In the present analysis of individuals with history of ASCVD, diabetes mellitus or hypertension, Asian Indians were more likely to report delayed care due to cost even after adjusting for sociodemographic factors. However, it is unclear why cost remains a barrier among Asian Indians despite having comparable rates of healthcare coverage and higher educational attainment and income compared with other Asian groups. Although our analyses adjusted for age, there may be residual confounding from factors that our study did not account for. Asian Indians represented the youngest age group in this study. The authors surmised that younger people may be more likely to face financial pressures leading to actual or perceived lack of disposable funds to afford healthcare such as: 1) investing in education for their children or contributing towards their parents’ retirement; or 2) sending remittances via formal channels back to their home country. Second, larger nuclear families (multi-generation home including children, parents, and grandparents may lead to higher net family expenses despite higher income leading to a perception of an inability to afford healthcare. Third, there may be cultural issues related to how Asian Indians perceive cost as a barrier to accessing healthcare. Although some of these reasons were posited, elucidating causes underlying this disparity among Asian Indians compared with other Asian groups will require further qualitative work.24 “Other Asians” also had a higher risk of no care or delayed care due to cost. As Other Asians in our study represented a heterogenous group of individuals from Japan, Vietnam, or Korea, it is important for future studies to include these groups specifically to identify which group is disproportionately susceptible to lack of healthcare access.

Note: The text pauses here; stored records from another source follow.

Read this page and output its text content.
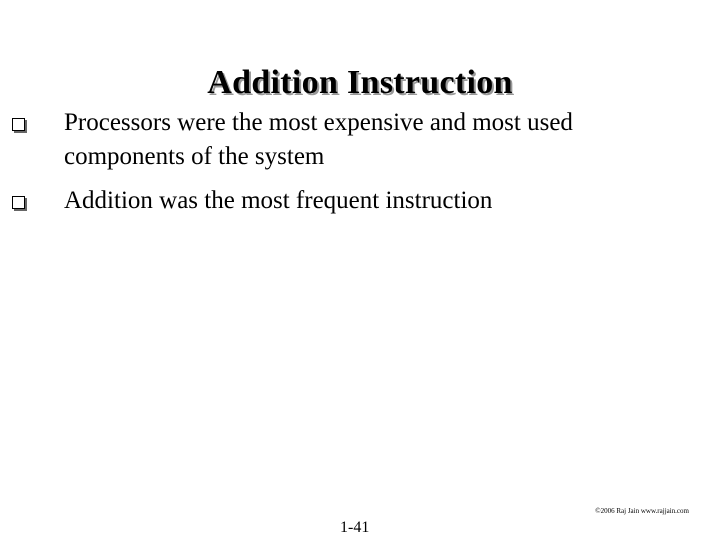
Addition Instruction
Processors were the most expensive and most used components of the system
Addition was the most frequent instruction
©2006 Raj Jain www.rajjain.com
1-41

Our results should be interpreted in the context of important limitations. All of our variables were self-reported and may be prone to measurement error and recall bias. NHIS may not have captured all reasons for difficulty accessing medical care, which may have underestimated its true prevalence among Asians living in the U.S. Small sample size likely underpowered our analyses to detect significant differences among Asian groups, especially in those with ASCVD or cardiovascular risk factors. We did not assess when participants immigrated to the U.S. The Naturalization Act of 1965 essentially allowed only the educated to enter the U.S. initially. Hence, early wave immigrants were able to accumulate wealth and become well accultured into American society. Thereafter, laws were relaxed, allowing families to reunite (parents and spouses and perhaps not given the advantage of higher education). We also did not assess birth country among Asian Indians which may be important given that ASCVD risk varies by country of origin. Lastly, there is the possibility of residual confounding in this epidemiologic cohort study.
In conclusion, among Asians living in the U.S. with cardiovascular risk factors or ASCVD, Asian Indians and Other Asians were more likely to report delayed care or no care due to cost compared with Chinese.